Collaborative division of labour

  • Open models (Chemprop, ChemBERTa2) handle molecular representation learning — the structural pattern recognition that requires large pretraining corpora.
  • Experimental assay data (HIC, PK) provides the biological reality that no open model can infer from SMILES alone.
  • Claude agents handle the interpretive layer — communicating uncertainty, flagging extrapolation, translating model outputs into chemist-legible guidance.

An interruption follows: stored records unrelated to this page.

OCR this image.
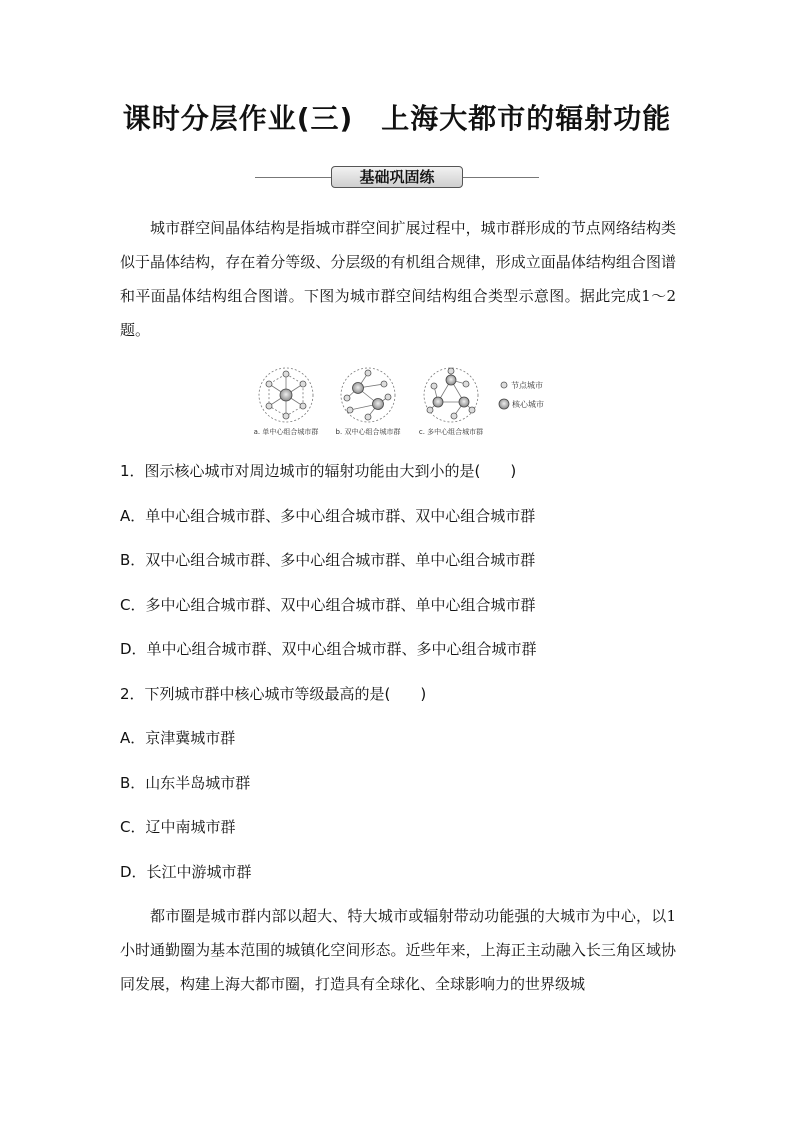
课时分层作业(三) 上海大都市的辐射功能
基础巩固练

城市群空间晶体结构是指城市群空间扩展过程中，城市群形成的节点网络结构类似于晶体结构，存在着分等级、分层级的有机组合规律，形成立面晶体结构组合图谱和平面晶体结构组合图谱。下图为城市群空间结构组合类型示意图。据此完成1～2题。

节点城市
核心城市
a. 单中心组合城市群 b. 双中心组合城市群	c. 多中心组合城市群

1．图示核心城市对周边城市的辐射功能由大到小的是(　　)

A．单中心组合城市群、多中心组合城市群、双中心组合城市群

B．双中心组合城市群、多中心组合城市群、单中心组合城市群

C．多中心组合城市群、双中心组合城市群、单中心组合城市群

D．单中心组合城市群、双中心组合城市群、多中心组合城市群

2．下列城市群中核心城市等级最高的是(　　)

A．京津冀城市群

B．山东半岛城市群

C．辽中南城市群

D．长江中游城市群

都市圈是城市群内部以超大、特大城市或辐射带动功能强的大城市为中心，以1小时通勤圈为基本范围的城镇化空间形态。近些年来，上海正主动融入长三角区域协同发展，构建上海大都市圈，打造具有全球化、全球影响力的世界级城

  • Rust runtime (candle, polars, axum) handles inference, data pipeline, and MCP tools — Python is confined to the training loop.
  • kask provides the experimental workflow and data management interface; ABW provides the economic and versioning infrastructure.
  • The T2X training data will be published (with appropriate embargo) via TDC once competitive sensitivity has passed — contributing a novel ADC PK benchmark to the open community.